The former CEO of Mine Digital is accused of fraud for allegedly stealing $1.47 million from a customer who intended to purchase Bitcoin.
Former Mine Digital CEO Accused of Fraud
People say the former CEO of the Australian cryptocurrency exchange Mine Digital stole $1.47 million (2.2 million Australian dollars) from a customer who wanted to trade the money for Bitcoin. The CEO is being charged with one count of theft.
Aussie Securities and Investments Commission (ASIC) said on Oct. 21 that the Mine Digital customer paid $1.5 million to ACCE Australia but never got the cryptocurrency in return.
ASIC says Colthup either paid ACCE’s debts with the money or bought cryptocurrency for other people, or a mix of the two.
It’s the most recent charge against the company, which went out of business in September 2022. People who owed the company money have been trying to get $16 million back since then.

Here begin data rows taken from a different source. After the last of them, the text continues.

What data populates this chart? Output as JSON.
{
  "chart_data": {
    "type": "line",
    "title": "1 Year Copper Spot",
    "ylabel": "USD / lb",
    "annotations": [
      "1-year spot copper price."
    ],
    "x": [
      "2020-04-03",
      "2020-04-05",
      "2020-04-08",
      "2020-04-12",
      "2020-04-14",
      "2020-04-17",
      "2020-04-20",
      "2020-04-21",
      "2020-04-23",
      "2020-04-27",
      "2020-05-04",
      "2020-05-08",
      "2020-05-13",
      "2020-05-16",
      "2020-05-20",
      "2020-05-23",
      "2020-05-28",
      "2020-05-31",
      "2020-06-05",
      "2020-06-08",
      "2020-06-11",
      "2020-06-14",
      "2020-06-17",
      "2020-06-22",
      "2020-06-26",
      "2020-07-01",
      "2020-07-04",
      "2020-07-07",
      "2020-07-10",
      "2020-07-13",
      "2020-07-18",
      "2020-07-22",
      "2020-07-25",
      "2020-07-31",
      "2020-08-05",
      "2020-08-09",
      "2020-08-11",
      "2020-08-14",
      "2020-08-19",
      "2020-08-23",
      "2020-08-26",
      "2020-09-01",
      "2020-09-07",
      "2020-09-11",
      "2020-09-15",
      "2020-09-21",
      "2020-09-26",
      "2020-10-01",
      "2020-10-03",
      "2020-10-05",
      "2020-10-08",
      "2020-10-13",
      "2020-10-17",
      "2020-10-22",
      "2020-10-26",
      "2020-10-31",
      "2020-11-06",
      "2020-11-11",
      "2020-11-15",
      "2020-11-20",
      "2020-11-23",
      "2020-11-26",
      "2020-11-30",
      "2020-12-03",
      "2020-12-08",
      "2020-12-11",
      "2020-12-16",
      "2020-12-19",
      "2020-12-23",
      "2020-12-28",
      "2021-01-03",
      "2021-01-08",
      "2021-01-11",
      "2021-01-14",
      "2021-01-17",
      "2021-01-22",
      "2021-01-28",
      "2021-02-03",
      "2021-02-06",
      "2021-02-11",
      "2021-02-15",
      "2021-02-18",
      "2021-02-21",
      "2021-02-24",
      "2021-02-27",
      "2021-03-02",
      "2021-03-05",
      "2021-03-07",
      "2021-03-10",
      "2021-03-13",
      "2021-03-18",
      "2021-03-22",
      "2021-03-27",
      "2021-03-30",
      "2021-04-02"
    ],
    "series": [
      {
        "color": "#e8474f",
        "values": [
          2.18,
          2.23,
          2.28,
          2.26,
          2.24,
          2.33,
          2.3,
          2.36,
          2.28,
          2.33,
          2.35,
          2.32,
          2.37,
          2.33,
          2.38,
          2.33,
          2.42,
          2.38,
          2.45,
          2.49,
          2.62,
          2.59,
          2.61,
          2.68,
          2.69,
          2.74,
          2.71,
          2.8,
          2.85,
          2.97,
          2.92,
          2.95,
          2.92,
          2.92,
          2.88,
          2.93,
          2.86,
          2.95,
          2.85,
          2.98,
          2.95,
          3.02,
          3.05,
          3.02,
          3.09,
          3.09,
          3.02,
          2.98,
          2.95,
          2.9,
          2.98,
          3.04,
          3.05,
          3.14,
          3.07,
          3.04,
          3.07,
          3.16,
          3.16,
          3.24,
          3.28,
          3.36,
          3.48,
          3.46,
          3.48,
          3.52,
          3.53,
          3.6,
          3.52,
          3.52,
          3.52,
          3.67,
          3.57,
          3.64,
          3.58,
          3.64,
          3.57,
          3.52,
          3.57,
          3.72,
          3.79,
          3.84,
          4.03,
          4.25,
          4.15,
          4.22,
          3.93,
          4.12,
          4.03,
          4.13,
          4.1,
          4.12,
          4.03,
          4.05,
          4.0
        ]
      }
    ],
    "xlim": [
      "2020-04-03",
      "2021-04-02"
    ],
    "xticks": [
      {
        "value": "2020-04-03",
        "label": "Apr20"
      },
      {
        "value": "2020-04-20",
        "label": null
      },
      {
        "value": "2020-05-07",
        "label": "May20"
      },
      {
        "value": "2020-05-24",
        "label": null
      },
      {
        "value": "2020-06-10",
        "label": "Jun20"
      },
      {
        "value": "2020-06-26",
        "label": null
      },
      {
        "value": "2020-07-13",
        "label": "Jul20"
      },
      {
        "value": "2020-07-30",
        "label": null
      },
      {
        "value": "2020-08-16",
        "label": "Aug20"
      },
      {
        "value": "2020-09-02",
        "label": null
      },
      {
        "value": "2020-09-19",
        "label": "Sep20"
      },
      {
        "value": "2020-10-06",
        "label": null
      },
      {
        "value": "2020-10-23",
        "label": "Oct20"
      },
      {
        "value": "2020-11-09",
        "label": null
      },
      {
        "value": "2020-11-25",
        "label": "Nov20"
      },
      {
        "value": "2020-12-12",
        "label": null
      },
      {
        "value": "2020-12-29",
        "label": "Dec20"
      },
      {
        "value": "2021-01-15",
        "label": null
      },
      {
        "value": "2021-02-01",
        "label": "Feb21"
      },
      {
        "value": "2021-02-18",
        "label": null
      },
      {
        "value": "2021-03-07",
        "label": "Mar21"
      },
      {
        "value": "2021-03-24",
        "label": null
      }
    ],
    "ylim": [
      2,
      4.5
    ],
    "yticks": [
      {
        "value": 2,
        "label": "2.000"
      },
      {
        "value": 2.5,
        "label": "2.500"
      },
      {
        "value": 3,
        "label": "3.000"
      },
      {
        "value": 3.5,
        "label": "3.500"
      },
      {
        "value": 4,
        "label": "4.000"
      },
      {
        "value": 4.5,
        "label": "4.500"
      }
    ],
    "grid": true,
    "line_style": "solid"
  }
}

The country’s securities regulator said Grant Colthup was told of the fraud charge at a meeting on Oct. 21 in the Magistrates Court in Ipswich, Queensland, Australia. The case against Colthup has been put off until Dec. 16, 2024.
Under section 408C of Queensland’s Criminal Code 1899, Colthup was charged. This part has a maximum prison sentence of 20 years.
CoinGecko data shows that when ASIC says the customer bought the $1.47 million Bitcoin, the price of Bitcoin changed between $18,890 and $24,580.
That Bitcoin would be worth between $4 million and $5.24 million now that the price of Bitcoin is around $67,460.
Between May 2019 and September 2022, when it went bankrupt, Mine Digital ran a cryptocurrency exchange site and provided other trading services.
The Australian Financial Review (AFR) reported on Oct. 13, 2022, that an early review showed that ACCE only had $20,000 worth of assets under its control, which is a long way from the $16 million that creditors said they were owed.
Brad Tonks, a Business Recovery and Insolvency Partner at PKF, was named ACCE’s liquidator a little more than two months after the cryptocurrency website went down on December 1, 2022.
The AFR claimed that PKF planned to sue Colthup a month later, in January 2023, asking the court to order Colthup to pay back creditors who were still owed $16 million.